Ich will hier jetzt nicht auf die Frage eingehen, wieweit das, was da in Köln passiert ist, vor allem auf Menschen mit Migrationshintergrund zurück zu führen ist - wer eine Frau im Bierzelt bedrängt, hat diesen eher selten. Worauf es mir ankommt: Die Freiheiten, die wir in unseren westeuropäischen Gesellschaften errungen haben, sind nicht selbstverständlich. Kulturen und Generationen verändern sich, Freiheit und Toleranz müssen immer wieder neu gelernt und eingeübt werden. Wie das gelingt? Sicherlich nicht durch Zwang oder Schuldzuweisungen. Eher schon durch Begegnung - auch wenn diese, wie Köln zeigt, natürlich nicht ungefährlich ist.

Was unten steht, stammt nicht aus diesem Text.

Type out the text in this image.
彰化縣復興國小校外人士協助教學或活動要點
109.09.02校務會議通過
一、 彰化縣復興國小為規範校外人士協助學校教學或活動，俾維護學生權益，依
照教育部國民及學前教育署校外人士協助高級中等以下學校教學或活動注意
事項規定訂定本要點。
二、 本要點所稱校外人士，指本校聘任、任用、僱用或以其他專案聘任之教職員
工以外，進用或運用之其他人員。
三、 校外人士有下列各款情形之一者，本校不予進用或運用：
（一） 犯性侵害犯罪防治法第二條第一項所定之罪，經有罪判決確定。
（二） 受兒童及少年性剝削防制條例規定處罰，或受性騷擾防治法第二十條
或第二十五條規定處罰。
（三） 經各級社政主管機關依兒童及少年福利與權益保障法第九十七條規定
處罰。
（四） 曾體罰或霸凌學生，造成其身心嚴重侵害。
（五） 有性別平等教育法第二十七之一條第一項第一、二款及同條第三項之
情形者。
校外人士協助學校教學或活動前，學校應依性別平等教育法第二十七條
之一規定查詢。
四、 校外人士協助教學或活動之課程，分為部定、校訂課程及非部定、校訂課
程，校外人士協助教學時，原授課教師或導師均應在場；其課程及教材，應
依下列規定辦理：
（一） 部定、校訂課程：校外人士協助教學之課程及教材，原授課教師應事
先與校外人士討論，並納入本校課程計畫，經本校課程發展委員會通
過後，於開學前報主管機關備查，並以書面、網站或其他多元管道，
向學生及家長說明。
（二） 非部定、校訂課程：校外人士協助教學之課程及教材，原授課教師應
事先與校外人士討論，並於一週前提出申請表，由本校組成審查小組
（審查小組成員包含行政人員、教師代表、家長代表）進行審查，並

Ein weniger emotionalisierter und alkoholisierter Kontext hilft da vermutlich... Die Öffnung meiner Landeskirche im Jahr 1993 für Lesben und Schwule war jedenfalls nur aufgrund solch eines Begegnungs-Lernens möglich: Die ablehnende Haltung der konservativen "Fraktion" war in dem Moment gebrochen, als die damalige Vorsitzende der "Fraktion" feststellte, dass ihr ehemaliger Lieblingskonfirmand unter den Lesben und Schwulen ist, die vor dem Plenum demonstrieren. Nach einem langen Gespräch unter vier Augen hat sie ihre Kolleg_innen auf einen Weg der Toleranz gebracht...
"Zur Freiheit hat euch Christus befreit!", schreibt der Apostel Paulus an die Gemeinden in Galatien (Gal 5,1). Doch auch für Paulus ist es immer wieder ein Kampf, diese Freiheit des Glaubens gegen die zu verteidigen, die ihren Glauben gesetzlicher leben. In Jerusalem streitet er während des Apostelkonzils engagiert für diese Freiheit (Gal 2 und Apg 15). Auch dort lernen die Gruppen voneinander in der Begegnung, so hat man den Eindruck. Das Ergebnis? Zumindest, dass sich beide Gruppen gegenseitig akzeptieren und tolerieren.
Denken wir also daran: Unsere Freiheit ist nicht selbstverständlich - aber es lohnt sich, für sie zu kämpfen und andere für sie zu gewinnen!